At the Rendon Inn last Saturday, Love and her able band Hole ground through sludgy anthems that were stunning in their monotony. Her sing-song, nursery rhyme-like tunes were enlivened only by sharp contrasts in intensity. But whether she was roaring in a chilling scream or plaintively whispering in innocent falsetto, the show wasn’t in her songs.
It was her between-song antics that kept one’s attention. Every time she finished a number – all note-for-note recreations of the recorded versions – the packed house greeted her with stony indifference. That infuriated Love.
“I hate you all,” she screamed in one of several tantrums. Grabbing for yet another cigarette, she demanded, “I need a light!” She doused the crowd with water, threw a catering tray at them and generally punished her listeners for being there.
Love’s record sales have never matched her celebrity as the widow of grunge god Kurt Cobain. People came to gawk, and they got what they came for. If the theater of her show is her interaction with the crowd, she played her Cher-like role to a fault. She thanked someone for tossing a pill onstage, then swallowed it.
Love has her own act: playing on rock’s confused machismo by using her guitar as a phallic symbol, and as a weapon to bash her own gear at the show’s anticlimax. But she relied on Cobain’s memory for sympathy.
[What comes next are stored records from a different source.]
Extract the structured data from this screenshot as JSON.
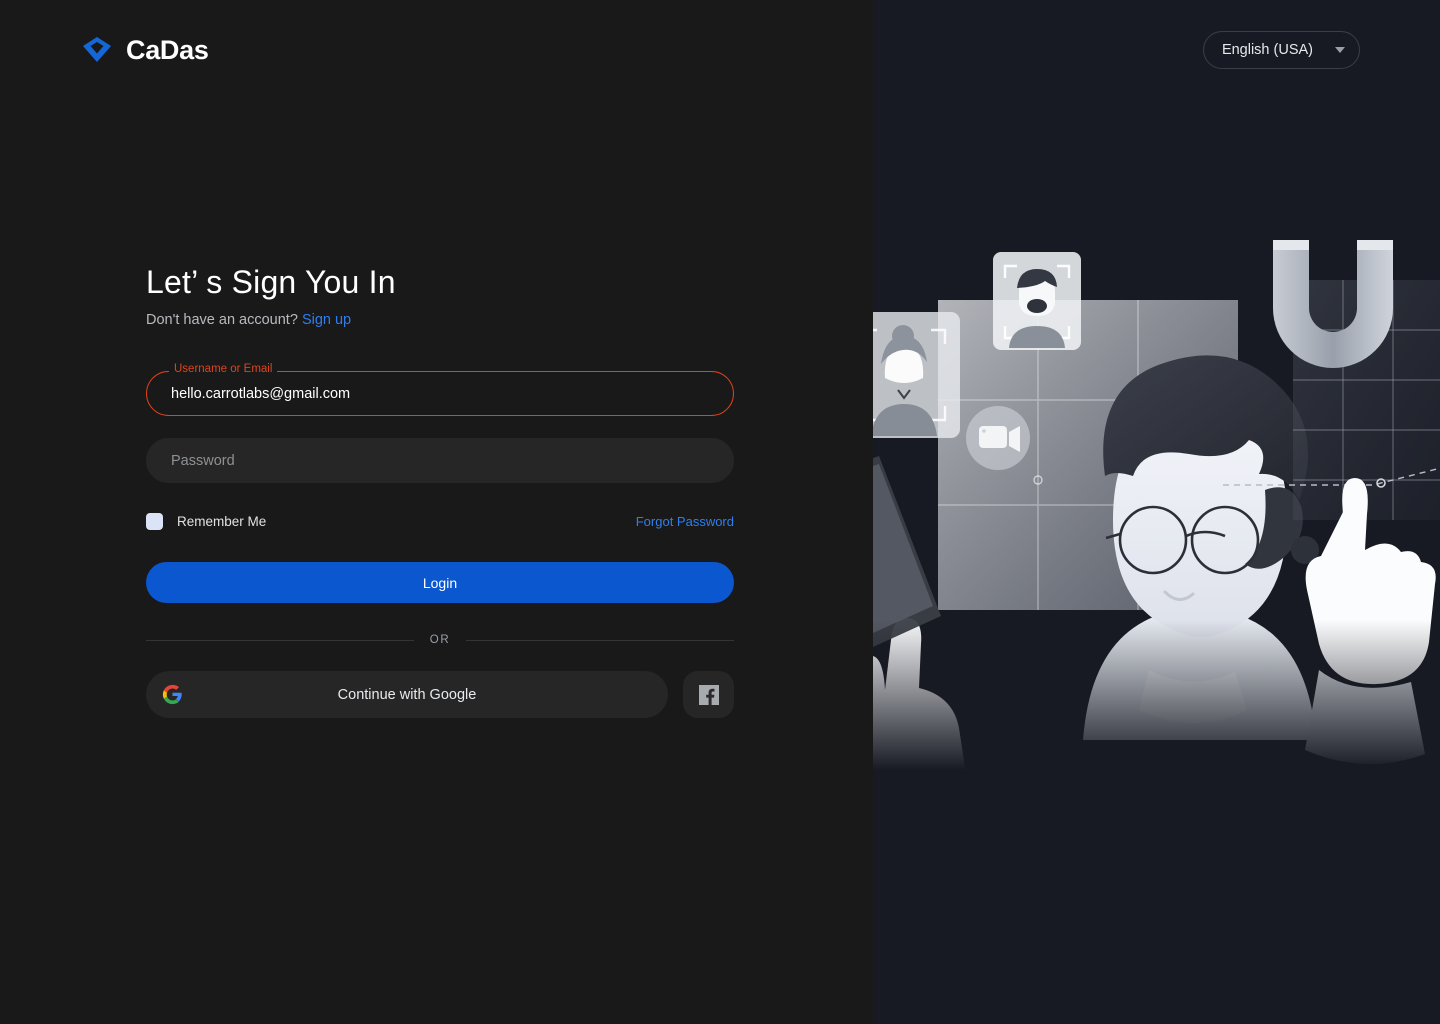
{
  "brand": {
    "name": "CaDas",
    "logo_icon": "diamond-icon",
    "logo_color": "#1467d8"
  },
  "header": {
    "language": {
      "label": "English (USA)",
      "caret_icon": "chevron-down-icon"
    }
  },
  "form": {
    "title": "Let’ s Sign You In",
    "subtitle_text": "Don't have an account? ",
    "signup_link": "Sign up",
    "username_field": {
      "label": "Username or Email",
      "value": "hello.carrotlabs@gmail.com",
      "state": "error",
      "error_color": "#e0431c"
    },
    "password_field": {
      "placeholder": "Password",
      "value": ""
    },
    "remember_me": {
      "label": "Remember Me",
      "checked": false
    },
    "forgot_password": "Forgot Password",
    "login_button": "Login",
    "login_button_color": "#0b57d0",
    "divider_label": "OR",
    "google_button": {
      "label": "Continue with Google",
      "icon": "google-g-icon"
    },
    "facebook_button": {
      "icon": "facebook-f-icon"
    },
    "link_color": "#2f7ef0"
  },
  "illustration": {
    "alt": "grayscale illustration of a person with glasses holding a phone beside floating avatar cards, a magnet and a pointing hand",
    "background_color": "#171a23"
  }
}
Looking to the sky, she moaned, “I know why you left.” At another point, she all but conceded defeat: “I wrote that one with Kurt,” she said after a song, “but I didn’t tell you first because you’d pretend to like it.”
At best, Love gives her audience gossip. She left the stage with an announcement delivered like a taunt: “Oh, by the way, I’m pregnant.” Earlier, she asked, “If I move to New Orleans, you all won’t come around my house and bug me, will you?” Doubt it.